Of utmost interest, benefits of cryopreservation and transfer in subsequent cycles may explain the discrepancy between results derived from fresh or frozen/thawed embryo transfers. Indeed, some degree of asynchrony between embryo developmental stage and endometrial receptivity window may occur following fresh transfer of cleavage stage embryos derived from late r-ICSI [43]. Most of the reports indeed described results from transferring embryos at the cleavage stage [11]. Although endometrial receptivity is thought to have an extraordinary plasticity so that embryos could implant regardless of their precise phase of development (e.g., a cleavage-stage embryo could implant in an endometrium theoretically set to receive a blastocyst), we cannot exclude that small perturbations at the opening of the window of implantation may have a detrimental role.

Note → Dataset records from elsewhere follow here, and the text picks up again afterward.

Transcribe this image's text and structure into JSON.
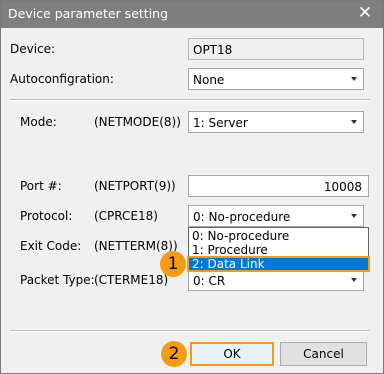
{
  "window": {
    "title": "Device parameter setting",
    "close_icon": "close-icon"
  },
  "device": {
    "label": "Device:",
    "value": "OPT18"
  },
  "autoconfig": {
    "label": "Autoconfigration:",
    "value": "None"
  },
  "mode": {
    "label": "Mode:",
    "param": "(NETMODE(8))",
    "value": "1: Server"
  },
  "port": {
    "label": "Port #:",
    "param": "(NETPORT(9))",
    "value": "10008"
  },
  "protocol": {
    "label": "Protocol:",
    "param": "(CPRCE18)",
    "value": "0: No-procedure",
    "options": [
      "0: No-procedure",
      "1: Procedure",
      "2: Data Link"
    ],
    "selected_index": 2
  },
  "exit_code": {
    "label": "Exit Code:",
    "param": "(NETTERM(8))"
  },
  "packet_type": {
    "label": "Packet Type:",
    "param": "(CTERME18)",
    "value": "0: CR"
  },
  "callouts": {
    "one": "1",
    "two": "2"
  },
  "buttons": {
    "ok": "OK",
    "cancel": "Cancel"
  },
  "colors": {
    "titlebar": "#7f7f7f",
    "callout": "#f39c12",
    "selection": "#0078d7"
  }
}
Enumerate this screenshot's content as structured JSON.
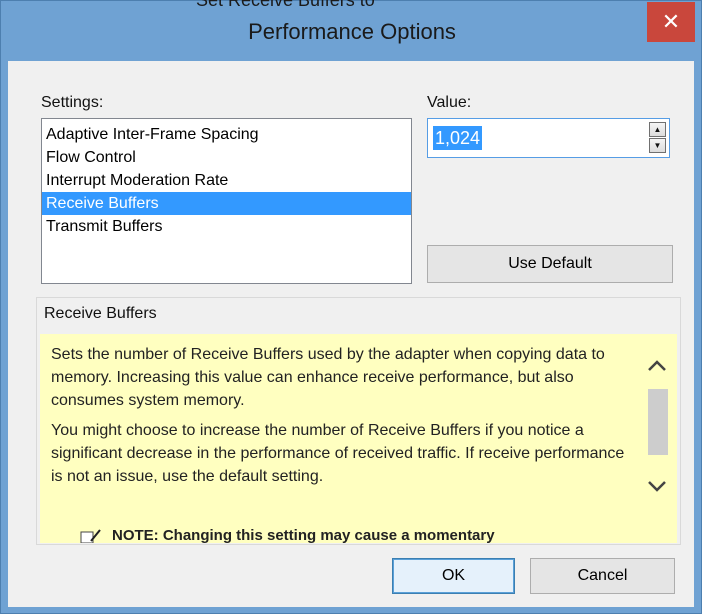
{
  "window": {
    "title": "Performance Options",
    "clipped_top_text": "Set Receive Buffers to"
  },
  "settings": {
    "label": "Settings:",
    "items": [
      {
        "label": "Adaptive Inter-Frame Spacing",
        "selected": false
      },
      {
        "label": "Flow Control",
        "selected": false
      },
      {
        "label": "Interrupt Moderation Rate",
        "selected": false
      },
      {
        "label": "Receive Buffers",
        "selected": true
      },
      {
        "label": "Transmit Buffers",
        "selected": false
      }
    ]
  },
  "value": {
    "label": "Value:",
    "current": "1,024"
  },
  "buttons": {
    "use_default": "Use Default",
    "ok": "OK",
    "cancel": "Cancel"
  },
  "description": {
    "header": "Receive Buffers",
    "paragraphs": [
      "Sets the number of Receive Buffers used by the adapter when copying data to memory. Increasing this value can enhance receive performance, but also consumes system memory.",
      "You might choose to increase the number of Receive Buffers if you notice a significant decrease in the performance of received traffic. If receive performance is not an issue, use the default setting."
    ],
    "note_partial": "NOTE: Changing this setting may cause a momentary"
  },
  "colors": {
    "selection": "#3399ff",
    "description_bg": "#ffffc0",
    "close_button": "#c9473c",
    "frame": "#6fa2d3"
  }
}
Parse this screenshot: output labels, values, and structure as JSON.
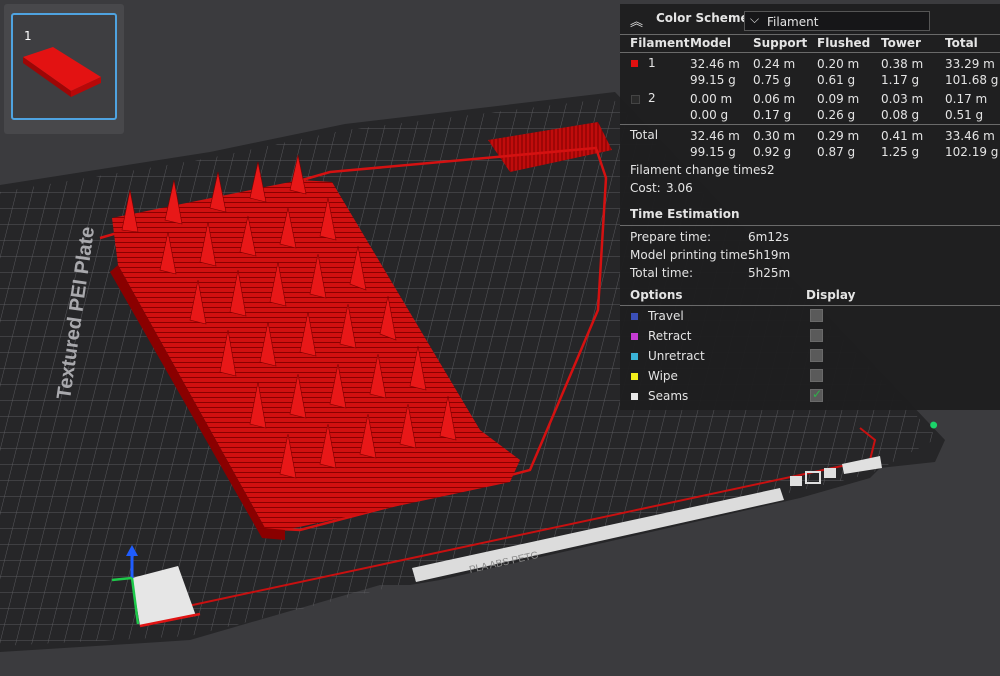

Some critical variables may potentially affect the efficacy of late r-ICSI but, unfortunately, data are currently poorly available in this context. Among those variables, it is worth citing the following: 1) the use of 1-day old or freshly prepared spermatozoa; only one study compared the two types of ejaculate, suggesting that fresh spermatozoa are associated with higher fertilization rates. In all other reports, sperm used was collected on the day before. Since sperm quality and aging could explain, at least in part, observed fertilization rates which were found to be lower compared to standard ICSI cycles, this issue remains to be clarified through reliable information on the genetic and metabolic quality of spermatozoa after a 24-h incubation; 2) the rate of immature or nearly mature oocytes available at the time of conventional IVF. It is well known that the evaluation of nuclear maturity of oocytes still in their cumulus cells can be demanding and that metaphase I oocytes could benefit from in vitro culture until the day after retrieval in order to gain competence to undergo fertilization. For this reason, we cannot exclude that some positive results of late r-ICSI may be due to oocyte maturation rather than to the fertilization technique; 3) timing of oocyte retrieval after ovulation triggering and exposure of oocytes to sperm cells during conventional IVF insemination; both these aspects may in fact influence the rate of mature oocytes during the insemination window; 4) the specific freezing procedure. The vast majority of results using r-ICSI coupled with embryo freezing were obtained using the slow freezing procedure. Since vitrification is acquiring increasing popularity worldwide as a more efficient technique [44], we may assume that, in the near future, r-ICSI data will be positively influenced by the employment of vitrification. Finally, it has to be mentioned that some laboratories prefer to extend the culture of apparently unfertilized oocytes to the next day, in order not to discard viable embryos deriving from miscategorized zygotes. The employment of r-ICSI should not imply some changes in this approach since, at 24 h after insemination, some evidence of fertilization should already be present. The use of time-lapse may represent a valid option [45].

In conclusion, the results of this review support the idea that r-ICSI coupled with frozen embryo transfer may represent an efficient procedure for couples experiencing TFF following conventional IVF cycles. The strategy of embryo cryopreservation seems to overcome most of the technical and biological issues associated with a fresh transfer after late r-ICSI. Data derived from embryo vitrification instead of slow freezing will provide a definitive answer on this topic.